A l’in­stant, j’ap­prends que mon livre TM a obtenu le prix Pit­tard de l’An­de­lyn, m’écrit l’édi­teur. Je lui réponds aus­sitôt et tape des mes­sages sur le clavier du télé­phone. Le pre­mier: “tu plaisantes?”. Il m’as­sure que “non”. “Bien”, lui dis-je une ser­pil­lière à la main, car la chaudière qui vient de lâch­er rend des litres d’eau — ils men­a­cent ma cham­bre. Tout en récu­rant, je pour­su­is le dia­logue. “Si tu peux prov­i­den­tielle­ment être présent à cette date, écrit l’édi­teur, soit le 4 mai, soirée de remise du prix?” J’empoigne mes bidons de fioul, 20 litres, encore 20 litres, et le dernier, dif­fi­cile à soulever dans un local de la taille d’une armoire envahi de vélos, 30 litres, et verse dans l’en­ton­noir géant, mais non, la machiner­ie ne redé­marre pas. Tout en expli­quant à l’édi­teur qui me demande quelle musique je souhait­erais pour la lec­ture des extraits du texte (de la tech­no abstraite ou une messe pour orgue), j’ap­pelle les frères Jésus, plom­biers attitrés des familles au vil­lage, et me trompe de numéro, entend un vieil­lard déclin­er son nom, auprès de qui je m’ex­cuse, et recom­pose, me trompe encore — cette fois c’est le livreur de fioul — enfin je joins le plom­bier qui dit: “Ale­jan­dro, je suis là, à côté, j’ar­rive!”. Le temps de finir les pom­pes quo­ti­di­ennes ( man­quaient 30 pour clore la série noc­turne), Jésus frappe à la porte. Excité, rapi­de, con­va­in­cu, il se pré­cip­ite dans l’escalier, dégonde la porte du local, me la passe, “prend ça…”. Fait gliss­er le seau rem­pli de flotte, la glacière, un cadre de vélo et le som­mi­er de Luv, puis enfile la tête dans la chaudière:
-Une torche?
Je monte, je redescends. Il éclaire.
-Un sèche-cheveux?
Que je trou­ve. Pour la ral­longe élec­trique, c’est plus com­pliqué (un sim­ple rouleau de chantier con­necte mes cinq ordi­na­teurs).
-Laisse, on va débranch­er la chaudière… là.
Jésus enclenche le sèche-cheveux, renonce.
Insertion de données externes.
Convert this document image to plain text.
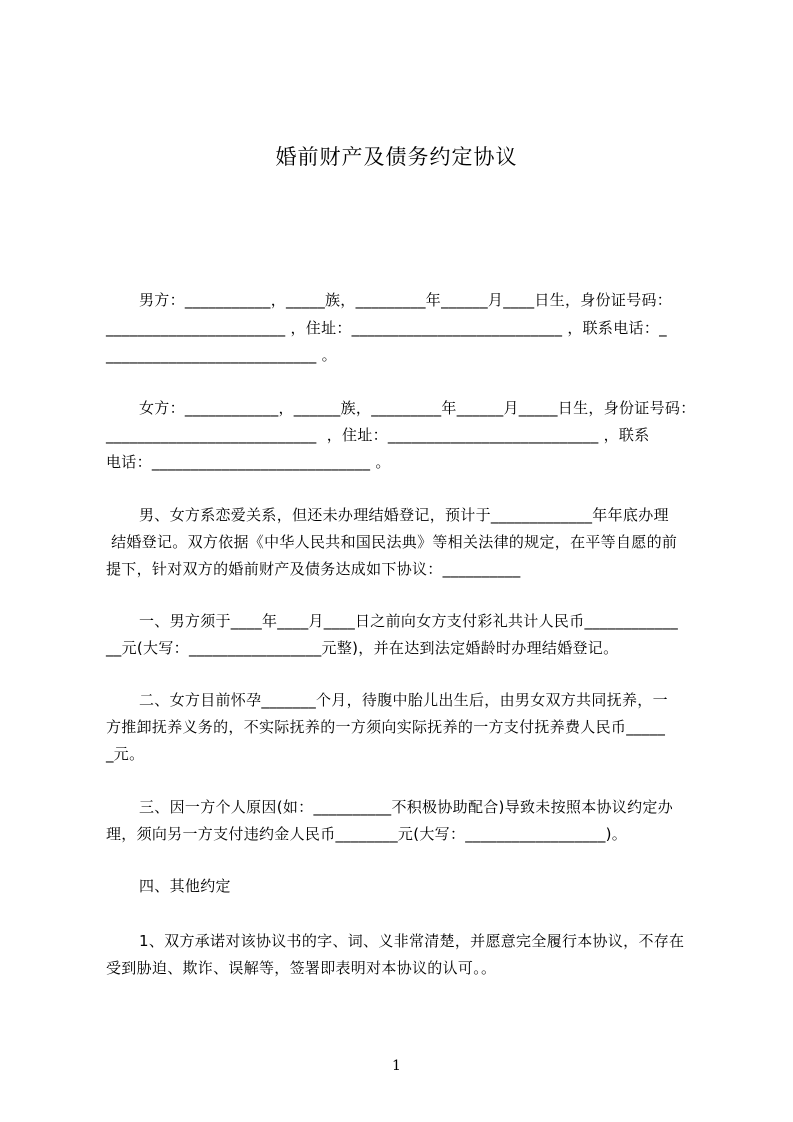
婚前财产及债务约定协议
男方：___________，_____族，_________年______月____日生，身份证号码：
_______________________ ，住址：___________________________ ，联系电话：_
___________________________ 。
女方：____________，______族，_________年______月_____日生，身份证号码：
___________________________  ，住址：___________________________ ，联系
电话：____________________________ 。
男、女方系恋爱关系，但还未办理结婚登记，预计于_____________年年底办理
结婚登记。双方依据《中华人民共和国民法典》等相关法律的规定，在平等自愿的前
提下，针对双方的婚前财产及债务达成如下协议：__________
一、男方须于____年____月____日之前向女方支付彩礼共计人民币____________
__元(大写：_________________元整)，并在达到法定婚龄时办理结婚登记。
二、女方目前怀孕_______个月，待腹中胎儿出生后，由男女双方共同抚养，一
方推卸抚养义务的，不实际抚养的一方须向实际抚养的一方支付抚养费人民币_____
_元。
三、因一方个人原因(如：__________不积极协助配合)导致未按照本协议约定办
理，须向另一方支付违约金人民币________元(大写：__________________)。
四、其他约定
1、双方承诺对该协议书的字、词、义非常清楚，并愿意完全履行本协议，不存在
受到胁迫、欺诈、误解等，签署即表明对本协议的认可。。
1
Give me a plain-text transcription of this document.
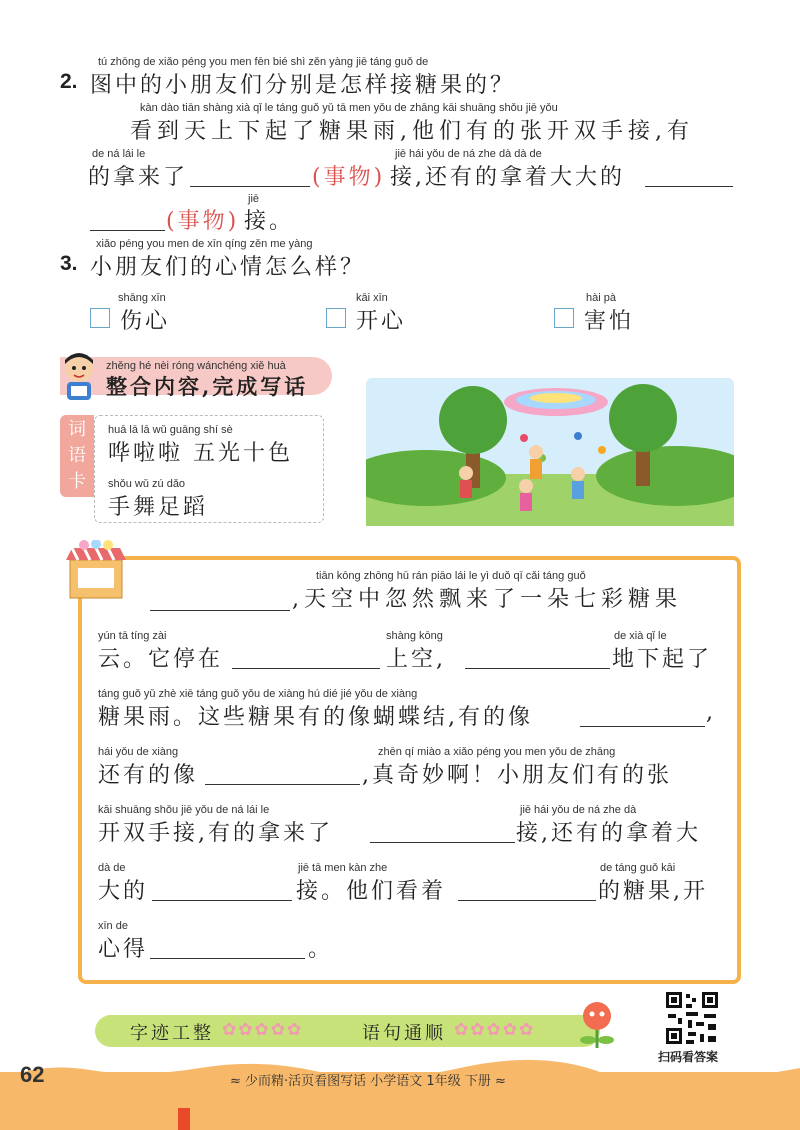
tú zhōng de xiǎo péng you men fēn bié shì zěn yàng jiē táng guǒ de
2. 图中的小朋友们分别是怎样接糖果的？
kàn dào tiān shàng xià qǐ le táng guǒ yǔ tā men yǒu de zhāng kāi shuāng shǒu jiē yǒu
看到天上下起了糖果雨,他们有的张开双手接,有
de ná lái le
的拿来了	(事物)
jiē hái yǒu de ná zhe dà dà de
接,还有的拿着大大的
(事物)
jiē
接。
xiǎo péng you men de xīn qíng zěn me yàng
3. 小朋友们的心情怎么样？
shāng xīn
伤心
kāi xīn
开心
hài pà
害怕
zhěng hé nèi róng wánchéng xiě huà
整合内容,完成写话
词
语
卡
huā lā lā wǔ guāng shí sè
哗啦啦 五光十色
shǒu wǔ zú dǎo
手舞足蹈
tiān kōng zhōng hū rán piāo lái le yì duǒ qī cǎi táng guǒ
,天空中忽然飘来了一朵七彩糖果
yún tā tíng zài
云。它停在
shàng kōng
上空,
de xià qǐ le
地下起了
táng guǒ yǔ zhè xiē táng guǒ yǒu de xiàng hú dié jié yǒu de xiàng
糖果雨。这些糖果有的像蝴蝶结,有的像	,
hái yǒu de xiàng
还有的像
zhēn qí miào a xiǎo péng you men yǒu de zhāng
,真奇妙啊！小朋友们有的张
kāi shuāng shǒu jiē yǒu de ná lái le
开双手接,有的拿来了
jiē hái yǒu de ná zhe dà
接,还有的拿着大
dà de
大的
jiē tā men kàn zhe
接。他们看着
de táng guǒ kāi
的糖果,开
xīn de
心得	。
字迹工整 ✿✿✿✿✿	语句通顺 ✿✿✿✿✿
扫码看答案
62	≈ 少而精·活页看图写话 小学语文 1年级 下册 ≈
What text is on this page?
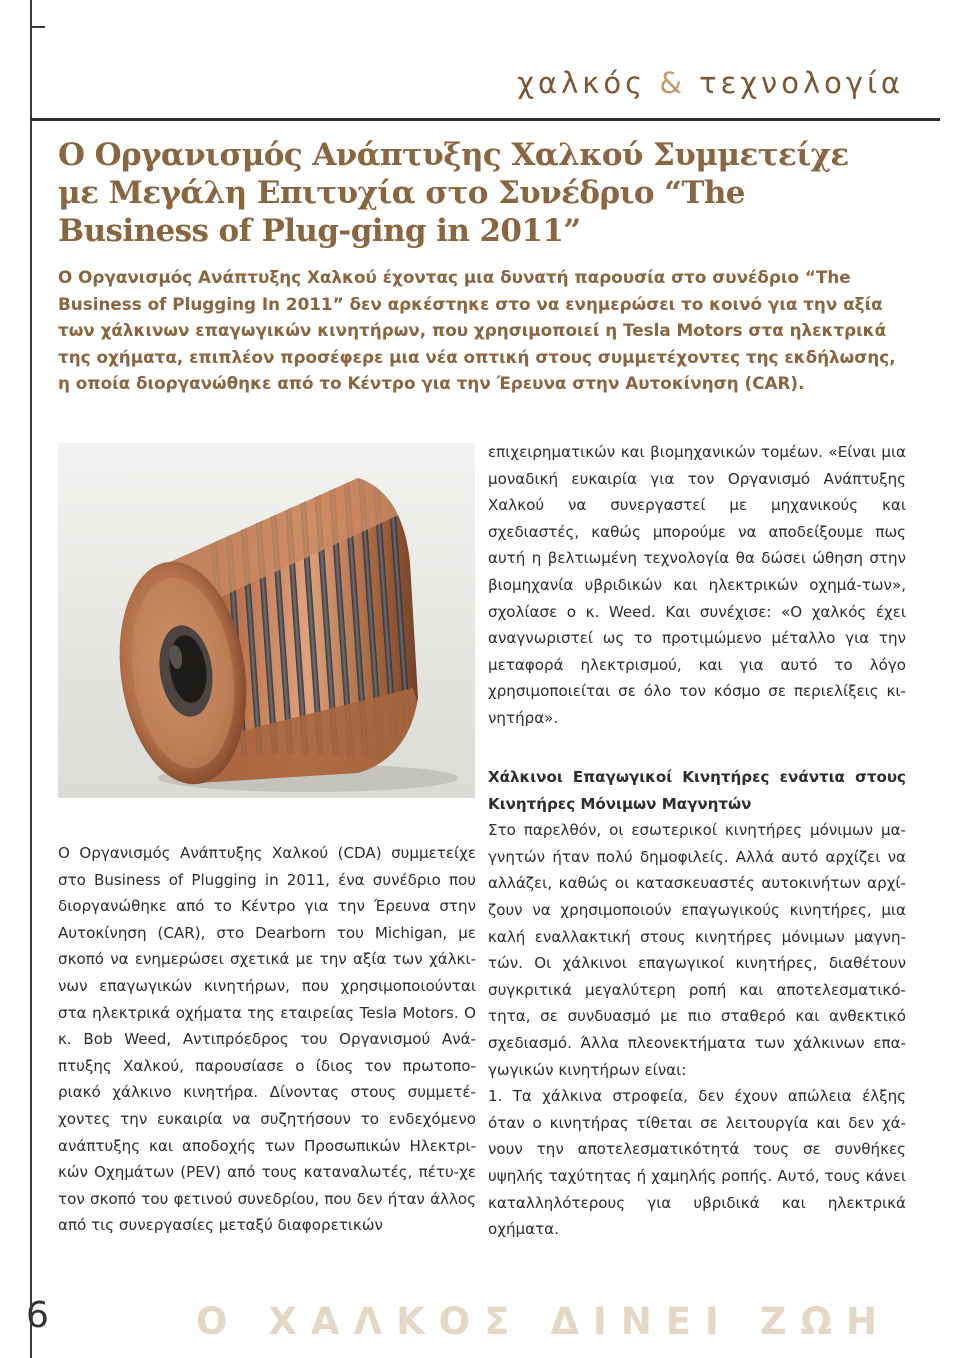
χαλκός & τεχνολογία
Ο Οργανισμός Ανάπτυξης Χαλκού Συμμετείχε με Μεγάλη Επιτυχία στο Συνέδριο “The Business of Plug-ging in 2011”

Ο Οργανισμός Ανάπτυξης Χαλκού έχοντας μια δυνατή παρουσία στο συνέδριο “The Business of Plugging In 2011” δεν αρκέστηκε στο να ενημερώσει το κοινό για την αξία των χάλκινων επαγωγικών κινητήρων, που χρησιμοποιεί η Tesla Motors στα ηλεκτρικά της οχήματα, επιπλέον προσέφερε μια νέα οπτική στους συμμετέχοντες της εκδήλωσης, η οποία διοργανώθηκε από το Κέντρο για την Έρευνα στην Αυτοκίνηση (CAR).

Ο Οργανισμός Ανάπτυξης Χαλκού (CDA) συμμετείχε στο Business of Plugging in 2011, ένα συνέδριο που διοργανώθηκε από το Κέντρο για την Έρευνα στην Αυτοκίνηση (CAR), στο Dearborn του Michigan, με σκοπό να ενημερώσει σχετικά με την αξία των χάλκι-νων επαγωγικών κινητήρων, που χρησιμοποιούνται στα ηλεκτρικά οχήματα της εταιρείας Tesla Motors. Ο κ. Bob Weed, Αντιπρόεδρος του Οργανισμού Ανά-πτυξης Χαλκού, παρουσίασε ο ίδιος τον πρωτοπο-ριακό χάλκινο κινητήρα. Δίνοντας στους συμμετέ-χοντες την ευκαιρία να συζητήσουν το ενδεχόμενο ανάπτυξης και αποδοχής των Προσωπικών Ηλεκτρι-κών Οχημάτων (PEV) από τους καταναλωτές, πέτυ-χε τον σκοπό του φετινού συνεδρίου, που δεν ήταν άλλος από τις συνεργασίες μεταξύ διαφορετικών

επιχειρηματικών και βιομηχανικών τομέων. «Είναι μια μοναδική ευκαιρία για τον Οργανισμό Ανάπτυξης Χαλκού να συνεργαστεί με μηχανικούς και σχεδιαστές, καθώς μπορούμε να αποδείξουμε πως αυτή η βελτιωμένη τεχνολογία θα δώσει ώθηση στην βιομηχανία υβριδικών και ηλεκτρικών οχημά-των», σχολίασε ο κ. Weed. Και συνέχισε: «Ο χαλκός έχει αναγνωριστεί ως το προτιμώμενο μέταλλο για την μεταφορά ηλεκτρισμού, και για αυτό το λόγο χρησιμοποιείται σε όλο τον κόσμο σε περιελίξεις κι-νητήρα».

Χάλκινοι Επαγωγικοί Κινητήρες ενάντια στους Κινητήρες Μόνιμων Μαγνητών

Στο παρελθόν, οι εσωτερικοί κινητήρες μόνιμων μα-γνητών ήταν πολύ δημοφιλείς. Αλλά αυτό αρχίζει να αλλάζει, καθώς οι κατασκευαστές αυτοκινήτων αρχί-ζουν να χρησιμοποιούν επαγωγικούς κινητήρες, μια καλή εναλλακτική στους κινητήρες μόνιμων μαγνη-τών. Οι χάλκινοι επαγωγικοί κινητήρες, διαθέτουν συγκριτικά μεγαλύτερη ροπή και αποτελεσματικό-τητα, σε συνδυασμό με πιο σταθερό και ανθεκτικό σχεδιασμό. Άλλα πλεονεκτήματα των χάλκινων επα-γωγικών κινητήρων είναι:

1. Τα χάλκινα στροφεία, δεν έχουν απώλεια έλξης όταν ο κινητήρας τίθεται σε λειτουργία και δεν χά-νουν την αποτελεσματικότητά τους σε συνθήκες υψηλής ταχύτητας ή χαμηλής ροπής. Αυτό, τους κάνει καταλληλότερους για υβριδικά και ηλεκτρικά οχήματα.

6	Ο ΧΑΛΚΟΣ ΔΙΝΕΙ ΖΩΗ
-Tant pis, je vais purg­er. Le prob­lème tu vois, c’est que tu as de l’air dans les gosiers.
-J’ai été loin dix semaines.
-Quoi? Mais enfin, il ne faut jamais quit­ter le vil­lage! Tu fais quoi?
-Je tra­vaille.
-Mmh.
-Voilà… si on a un peu de chance…
Juste après le redé­mar­rage, j’écris à l’édi­teur, “je prends le bil­let d’avion, aller-retour Mála­ga-Genève, j’at­ter­ris l’après-midi du 4, je reçois le prix, je repars le matin, tu confirmes?”.